I work professionally with MySQL / MariaDB / Percona DB optimizations, so I can make an informed statement that in this particular situation normalizing data to a properly indexed tables won't have any major disadvantages (that I could think of as of today). But it definitely can bring more advantages, like table size reduction, speedups if the code mostly accesses "static data" (file location, length, size) etc.
But this all being said without me digging deeper into the PHP code and how the media data is being handled by Azura and LiquidSoap, I guess there could be even more advantages and optimizations.
If you can provide us with some benchmarks of the database where the performance goes down significantly because of this table I'd gladly take a look at it but if the performance just decreases with over 1 million rows then okay that's not a use-case that we anticipated as a station with that many songs is definitely an edge case and not the normal use-case.
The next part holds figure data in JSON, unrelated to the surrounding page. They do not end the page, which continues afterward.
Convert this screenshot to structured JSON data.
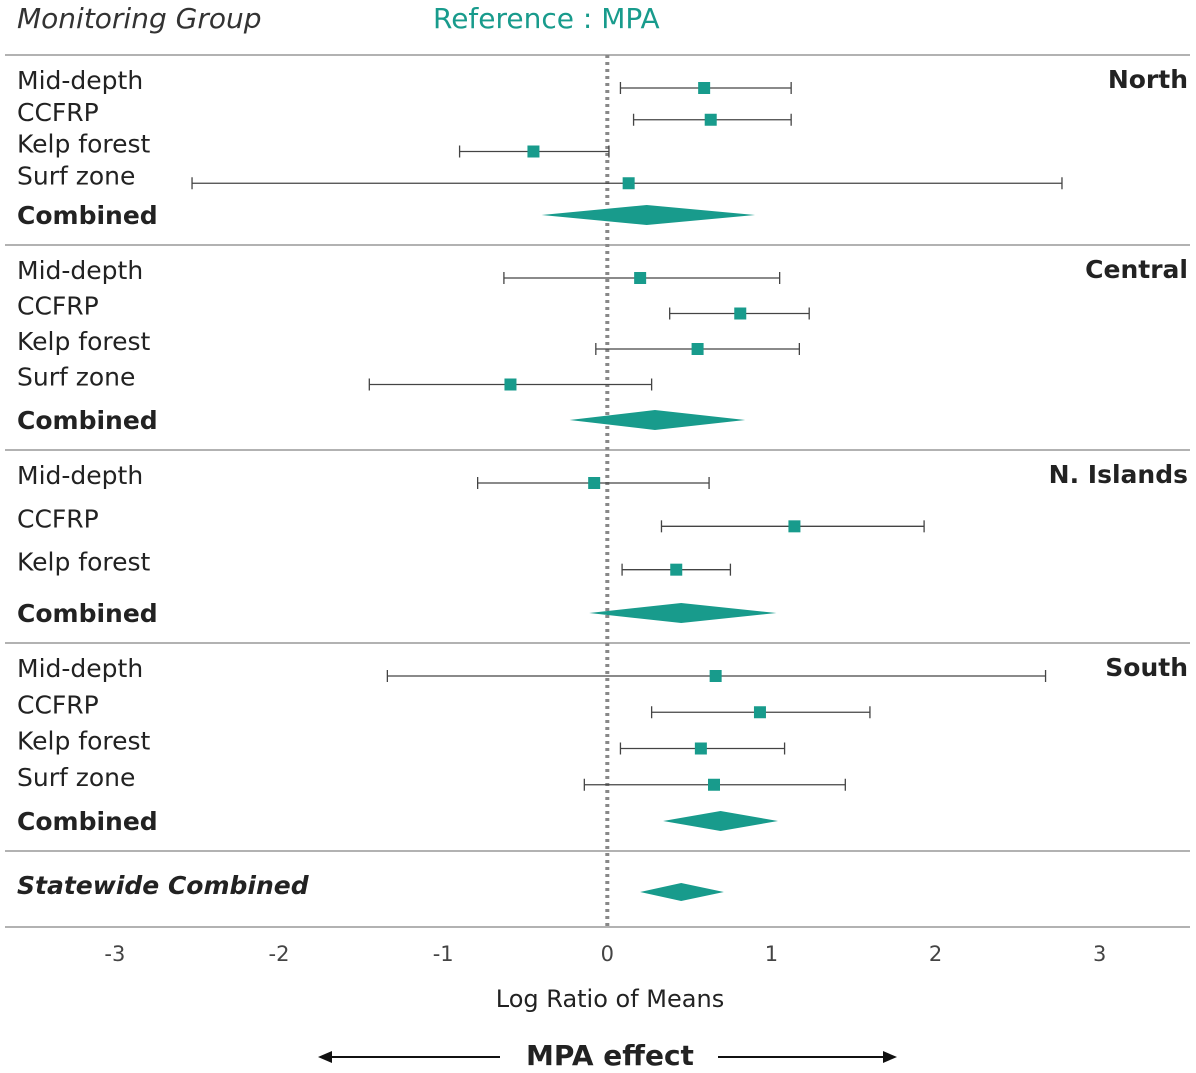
{
  "chart_data": {
    "type": "forest",
    "title": "Monitoring Group",
    "subtitle": "Reference : MPA",
    "x_label": "Log Ratio of Means",
    "direction_label": "MPA effect",
    "color": "#189b8c",
    "xlim": [
      -3.7,
      3.55
    ],
    "xticks": [
      -3,
      -2,
      -1,
      0,
      1,
      2,
      3
    ],
    "groups": [
      {
        "name": "North",
        "rows": [
          {
            "label": "Mid-depth",
            "estimate": 0.59,
            "lower": 0.08,
            "upper": 1.12
          },
          {
            "label": "CCFRP",
            "estimate": 0.63,
            "lower": 0.16,
            "upper": 1.12
          },
          {
            "label": "Kelp forest",
            "estimate": -0.45,
            "lower": -0.9,
            "upper": 0.01
          },
          {
            "label": "Surf zone",
            "estimate": 0.13,
            "lower": -2.53,
            "upper": 2.77
          }
        ],
        "combined": {
          "label": "Combined",
          "estimate": 0.24,
          "lower": -0.4,
          "upper": 0.9
        }
      },
      {
        "name": "Central",
        "rows": [
          {
            "label": "Mid-depth",
            "estimate": 0.2,
            "lower": -0.63,
            "upper": 1.05
          },
          {
            "label": "CCFRP",
            "estimate": 0.81,
            "lower": 0.38,
            "upper": 1.23
          },
          {
            "label": "Kelp forest",
            "estimate": 0.55,
            "lower": -0.07,
            "upper": 1.17
          },
          {
            "label": "Surf zone",
            "estimate": -0.59,
            "lower": -1.45,
            "upper": 0.27
          }
        ],
        "combined": {
          "label": "Combined",
          "estimate": 0.29,
          "lower": -0.23,
          "upper": 0.84
        }
      },
      {
        "name": "N. Islands",
        "rows": [
          {
            "label": "Mid-depth",
            "estimate": -0.08,
            "lower": -0.79,
            "upper": 0.62
          },
          {
            "label": "CCFRP",
            "estimate": 1.14,
            "lower": 0.33,
            "upper": 1.93
          },
          {
            "label": "Kelp forest",
            "estimate": 0.42,
            "lower": 0.09,
            "upper": 0.75
          }
        ],
        "combined": {
          "label": "Combined",
          "estimate": 0.45,
          "lower": -0.11,
          "upper": 1.03
        }
      },
      {
        "name": "South",
        "rows": [
          {
            "label": "Mid-depth",
            "estimate": 0.66,
            "lower": -1.34,
            "upper": 2.67
          },
          {
            "label": "CCFRP",
            "estimate": 0.93,
            "lower": 0.27,
            "upper": 1.6
          },
          {
            "label": "Kelp forest",
            "estimate": 0.57,
            "lower": 0.08,
            "upper": 1.08
          },
          {
            "label": "Surf zone",
            "estimate": 0.65,
            "lower": -0.14,
            "upper": 1.45
          }
        ],
        "combined": {
          "label": "Combined",
          "estimate": 0.69,
          "lower": 0.34,
          "upper": 1.04
        }
      }
    ],
    "overall": {
      "label": "Statewide Combined",
      "estimate": 0.45,
      "lower": 0.2,
      "upper": 0.71
    }
  }
}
One important thing to point out about me is that I'm an "optimization nazi" :D
I know that Skoja's use case is not the usual use case, but it is logical one for Auto-DJ based stations.
According to his example, his media DB table will have 50 stations x 20k records = 1M records, with 98% of that data being useless duplicates ("just in case").
I didn't want to over-complicate my previous post, but I believe the ideal situation would be that extra metadata record would be made only if needed - when one user decides to edit a metadata field.... that would keep metadata table as minimal as possible.
I am well aware that those optimizations are not necessary or priority in any way, I don't expect code changes anytime soon. I'm just giving some hints on possible optimizations from my perspective.
And when I get the free time I'll dig into metadata related PHP code and table, and maybe provide some proof of concept branch
@btoplak When you get to investigate this topic some more would you mind creating a new issue for that so that we don't "spam" this issue? =)
You are also welcome to ask via slack regarding anything about the application.
@btoplak When you get to investigate this topic some more would you mind creating a new issue for that so that we don't "spam" this issue? =)
Sure, will do.
@skoja @Vaalyn I looked into the issue and I found a potentially quite large problem: in the process of checking for songs to reprocess, if there are already items in the processing queue that haven't been processed yet, it can possibly stack new items on the queue that duplicate those existing items, and then the message queue will try to process that same file twice, which just adds to the overall workload without any real benefit.
The reason we don't notice this in our regular everyday use is because in all of our testing cases, processing the media files takes quite a bit _less_ than the 5 minutes between syncs (at a measured approx 150ms per file, it would take about 2,000 media files to possibly cause an overlap), and because in smaller cases this was just a fairly short bump in time to process the extra, unneeded queue items.
In your case, however, the difference should be quite staggering. I would recommend updating to the latest rolling-release version and testing to see if it improves things.
Closing this issue as there have been a lot of improvements to optimize the media sync process and we implemented an option to add additional workers to speed up the process.